Alanında yetkin, mevcut problemleri çözebilecek, ülkeyi vizyonuyla ileri noktalara taşıyabilecek kadroları mı var? Yok, genel başkanları hariç, seçim sonrası düzende kimin işbaşına geçeceği belli değil. O genel başkanlar da prompter olmadan konuşamayan, önceden ayarlanmış kitleler haricinde vatandaş ve gazeteciler karşısına çıkmayan kişiler. Gaflarından bahsetmiyoruz bile...

Mevcut kadrolarla geldiğimiz nokta belli: Suç örgütleri, uyuşturucu ve kara para trafiğinin merkezinde bulunuyoruz. Kara para ile mücadele kapsamında gri listeye girdik. Dış kredi risk primimiz rekorlar kırdı. Borçlarımız ve bütçe açıklarımız en üst seviyeye çıktı, rezervlerimiz tükendi.

Parti programları mı çok iyi hazırlanmıştı? Göründüğü kadarıyla bir değişiklik yok. Program olsa ne yazar? Bir dönem Avrupa Birliği’ne girme çabası vardı, şimdi hiç bahseden yok. Bir ara Şangay Beşlisi’ne girmek isediklerini söylediler ama ciddiye alınmadı galiba. Bir gün ABD ile uçak geliştirme programına yazılıp masraf ediyoruz, başka gün Çin’e yanaşmaya çalışıyoruz. Başka bir gün de Rusya’dan hava sistemleri alıyoruz. Sonuç ne oldu, F35 programından çıkarıldık, parasını peşin ödediğimiz uçakları alamıyoruz, parasını geri vermiyorlar. Eski teknoloji F-16 anlaşması için lütuf edip onay vermelerini bekliyoruz. Ruslardan alınan sistemler de depoda çürüyor. Kaybedilen paralar milyarlarca dolar, kaybedilen prestijin bedeli ise hesaplanamıyor.

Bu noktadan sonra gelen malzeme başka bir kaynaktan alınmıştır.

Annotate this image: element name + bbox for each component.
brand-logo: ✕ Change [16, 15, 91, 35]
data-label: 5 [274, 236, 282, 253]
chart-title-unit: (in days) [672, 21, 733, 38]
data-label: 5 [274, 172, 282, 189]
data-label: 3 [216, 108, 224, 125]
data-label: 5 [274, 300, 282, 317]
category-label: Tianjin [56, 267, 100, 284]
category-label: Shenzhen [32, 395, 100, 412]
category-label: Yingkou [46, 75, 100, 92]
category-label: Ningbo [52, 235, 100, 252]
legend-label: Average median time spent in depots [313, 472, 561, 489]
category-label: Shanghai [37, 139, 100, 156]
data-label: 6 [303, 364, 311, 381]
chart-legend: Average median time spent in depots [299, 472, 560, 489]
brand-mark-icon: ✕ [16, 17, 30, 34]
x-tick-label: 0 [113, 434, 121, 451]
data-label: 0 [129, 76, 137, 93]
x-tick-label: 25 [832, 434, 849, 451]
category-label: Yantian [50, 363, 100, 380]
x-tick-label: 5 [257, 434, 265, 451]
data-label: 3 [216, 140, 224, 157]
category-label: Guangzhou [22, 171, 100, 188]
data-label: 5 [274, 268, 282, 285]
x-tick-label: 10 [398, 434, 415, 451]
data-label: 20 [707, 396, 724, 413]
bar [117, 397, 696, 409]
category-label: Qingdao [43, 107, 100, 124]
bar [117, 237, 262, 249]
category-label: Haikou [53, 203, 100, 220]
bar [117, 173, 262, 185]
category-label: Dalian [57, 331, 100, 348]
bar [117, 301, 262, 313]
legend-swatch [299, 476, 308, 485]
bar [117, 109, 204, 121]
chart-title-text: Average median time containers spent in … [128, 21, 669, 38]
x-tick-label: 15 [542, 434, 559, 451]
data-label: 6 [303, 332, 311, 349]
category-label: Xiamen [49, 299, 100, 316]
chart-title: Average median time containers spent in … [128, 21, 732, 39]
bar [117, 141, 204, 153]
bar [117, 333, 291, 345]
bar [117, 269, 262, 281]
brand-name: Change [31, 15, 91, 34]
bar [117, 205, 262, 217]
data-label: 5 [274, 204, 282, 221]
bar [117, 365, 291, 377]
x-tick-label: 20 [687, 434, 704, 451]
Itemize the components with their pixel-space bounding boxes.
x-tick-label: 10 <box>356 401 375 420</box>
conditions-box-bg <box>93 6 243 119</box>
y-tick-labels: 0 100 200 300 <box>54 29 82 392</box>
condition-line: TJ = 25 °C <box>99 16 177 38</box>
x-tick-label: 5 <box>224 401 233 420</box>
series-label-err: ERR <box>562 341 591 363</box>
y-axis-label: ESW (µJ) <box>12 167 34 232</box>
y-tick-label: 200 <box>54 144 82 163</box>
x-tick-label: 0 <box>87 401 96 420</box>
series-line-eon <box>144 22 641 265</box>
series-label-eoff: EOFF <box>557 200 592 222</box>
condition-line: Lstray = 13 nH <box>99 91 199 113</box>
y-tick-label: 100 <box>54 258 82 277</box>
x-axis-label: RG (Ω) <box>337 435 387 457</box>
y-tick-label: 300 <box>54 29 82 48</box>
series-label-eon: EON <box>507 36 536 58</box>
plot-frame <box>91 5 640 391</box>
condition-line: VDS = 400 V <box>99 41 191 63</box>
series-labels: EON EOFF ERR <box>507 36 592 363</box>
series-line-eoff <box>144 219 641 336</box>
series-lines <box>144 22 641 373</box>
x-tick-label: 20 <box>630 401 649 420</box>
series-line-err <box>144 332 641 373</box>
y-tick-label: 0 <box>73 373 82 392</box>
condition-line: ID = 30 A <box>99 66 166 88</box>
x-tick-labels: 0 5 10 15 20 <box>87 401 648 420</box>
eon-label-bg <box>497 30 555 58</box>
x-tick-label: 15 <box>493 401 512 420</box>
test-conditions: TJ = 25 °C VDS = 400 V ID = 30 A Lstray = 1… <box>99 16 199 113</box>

Terör örgütleri ile pazarlık olmaz, görüşmeyiz dediler. Sonra “devlet görüştü emri biz verdik” ve akabinde “siyasi hayatımıza mal olsa da çözüm sürecini yürüteceğiz” sözleri uçuştu. Çözüm süreci ile ilgili tavsiyelere kulak tıkadılar, bir de baktık ki aniden masayı devirdiler. Oy getirmesi için İmralı mektubunu okuttular, kırmızı bültenle aranan kişiyi devlet televizyonuna çıkardılar. İstanbul Sözleşmesini hazırlayıp savunan da, yıllar sonra tek kalemde silen de aynı adamlar. U’lu dönüşlerle ilgili yazılarımızda daha fazla ayrıntı var, hepsini yeniden sayamayız.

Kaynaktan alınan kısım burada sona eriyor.